Six turned and watched her with wary eyes. But she did not move to harm Ezer.
She didn’t even blink.
‘All right.’ Ezer kept her voice low. ‘Here we are, Six. Nice and easy.’
She held out the halter, the chains clinking at the motion.
‘Ezer,’ said the wind, a whisper that reminded her of a disappointed sigh. ‘No.’
And that was all it took.
Six screeched, her eyes going wild.
Ezer tried to move out of the way, but the beast leapt to her feet, her wings snapping out so fast that Ezer couldn’t avoid the hit.
And then she was in the air, thrown backwards from the impact.

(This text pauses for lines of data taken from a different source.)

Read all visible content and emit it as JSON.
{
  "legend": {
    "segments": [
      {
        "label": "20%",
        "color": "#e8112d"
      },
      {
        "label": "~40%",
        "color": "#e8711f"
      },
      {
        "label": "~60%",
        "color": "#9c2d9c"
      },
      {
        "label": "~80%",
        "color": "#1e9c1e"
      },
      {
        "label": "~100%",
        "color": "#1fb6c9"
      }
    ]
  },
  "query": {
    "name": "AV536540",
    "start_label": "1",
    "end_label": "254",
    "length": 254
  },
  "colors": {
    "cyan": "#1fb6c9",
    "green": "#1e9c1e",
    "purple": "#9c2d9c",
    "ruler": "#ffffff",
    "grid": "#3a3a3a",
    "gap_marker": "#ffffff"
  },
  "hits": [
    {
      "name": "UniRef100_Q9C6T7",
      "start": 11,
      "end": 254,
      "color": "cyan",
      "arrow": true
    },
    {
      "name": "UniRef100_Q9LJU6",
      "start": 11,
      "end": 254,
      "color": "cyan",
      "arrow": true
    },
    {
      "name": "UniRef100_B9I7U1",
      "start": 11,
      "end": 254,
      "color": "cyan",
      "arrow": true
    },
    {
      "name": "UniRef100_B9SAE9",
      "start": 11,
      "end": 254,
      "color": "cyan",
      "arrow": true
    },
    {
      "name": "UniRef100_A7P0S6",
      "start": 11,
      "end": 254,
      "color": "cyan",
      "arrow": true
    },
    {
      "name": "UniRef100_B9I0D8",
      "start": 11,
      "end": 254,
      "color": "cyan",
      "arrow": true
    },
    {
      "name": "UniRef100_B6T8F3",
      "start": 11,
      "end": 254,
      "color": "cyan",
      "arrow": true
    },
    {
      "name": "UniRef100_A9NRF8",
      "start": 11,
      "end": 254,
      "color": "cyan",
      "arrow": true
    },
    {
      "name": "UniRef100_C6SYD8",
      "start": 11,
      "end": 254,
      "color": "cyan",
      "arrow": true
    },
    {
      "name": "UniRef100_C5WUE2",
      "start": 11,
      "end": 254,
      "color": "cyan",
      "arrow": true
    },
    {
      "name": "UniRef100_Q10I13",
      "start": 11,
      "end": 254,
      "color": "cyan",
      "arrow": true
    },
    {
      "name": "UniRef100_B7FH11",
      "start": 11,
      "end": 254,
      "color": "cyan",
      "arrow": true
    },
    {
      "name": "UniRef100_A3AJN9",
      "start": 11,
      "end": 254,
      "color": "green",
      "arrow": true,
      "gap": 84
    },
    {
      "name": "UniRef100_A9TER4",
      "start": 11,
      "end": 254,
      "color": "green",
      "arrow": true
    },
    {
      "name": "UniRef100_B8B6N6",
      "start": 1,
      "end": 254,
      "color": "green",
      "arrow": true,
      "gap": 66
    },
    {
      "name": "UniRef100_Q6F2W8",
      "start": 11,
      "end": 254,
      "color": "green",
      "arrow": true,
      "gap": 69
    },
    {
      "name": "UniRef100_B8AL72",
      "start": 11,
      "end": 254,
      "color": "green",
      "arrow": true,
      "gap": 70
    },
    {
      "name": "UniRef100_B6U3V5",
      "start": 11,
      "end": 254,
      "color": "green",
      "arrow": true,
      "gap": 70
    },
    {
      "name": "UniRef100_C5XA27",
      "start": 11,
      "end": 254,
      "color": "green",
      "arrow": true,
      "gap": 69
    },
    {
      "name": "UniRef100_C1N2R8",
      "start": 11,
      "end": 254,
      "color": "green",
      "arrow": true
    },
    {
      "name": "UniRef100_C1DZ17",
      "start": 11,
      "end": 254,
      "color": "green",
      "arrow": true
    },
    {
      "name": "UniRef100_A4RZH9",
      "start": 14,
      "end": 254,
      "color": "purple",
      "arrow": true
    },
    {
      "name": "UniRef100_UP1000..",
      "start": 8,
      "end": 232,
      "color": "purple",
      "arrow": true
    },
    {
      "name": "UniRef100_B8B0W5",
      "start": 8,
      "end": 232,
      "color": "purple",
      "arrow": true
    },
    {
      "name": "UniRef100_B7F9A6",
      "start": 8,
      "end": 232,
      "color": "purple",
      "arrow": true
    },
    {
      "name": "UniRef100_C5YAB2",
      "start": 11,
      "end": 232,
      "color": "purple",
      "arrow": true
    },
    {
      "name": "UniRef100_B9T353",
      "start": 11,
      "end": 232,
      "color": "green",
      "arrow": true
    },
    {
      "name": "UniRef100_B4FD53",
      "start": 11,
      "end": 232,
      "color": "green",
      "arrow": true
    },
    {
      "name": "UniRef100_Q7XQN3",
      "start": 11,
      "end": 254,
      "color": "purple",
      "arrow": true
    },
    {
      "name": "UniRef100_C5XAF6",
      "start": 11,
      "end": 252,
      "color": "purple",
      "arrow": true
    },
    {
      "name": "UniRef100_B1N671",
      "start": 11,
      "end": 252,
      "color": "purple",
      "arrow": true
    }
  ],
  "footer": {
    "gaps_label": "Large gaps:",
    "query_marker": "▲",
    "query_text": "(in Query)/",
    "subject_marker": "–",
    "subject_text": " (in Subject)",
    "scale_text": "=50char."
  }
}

Ezer landed with a bone-splitting crash against the water trough at the other end of the cell. Which promptly spilled on top of her, soaking her to the bone. She came up sputtering, gasping – so cold, that for a moment, she thought Six had broken her ribs. She thought she couldn’t breathe.
‘Ezer!’
A blink, and she came back to her senses.
‘Are you all right?’
Kinlear’s voice called out to her from the other side of the bars.
‘I’m … I’m fine,’ she gasped, as she sat up to find the raphon back in her curled-up position again. ‘Coward!’ she yelled. ‘You’re three times the size of me. How dare you—’
But then she realized what she’d held in her hands, what she’d carried towards the beast.
And it seemed to pop into her senses, like a rubber band snapping into place.
Her stomach dropped to her toes, regret filling her.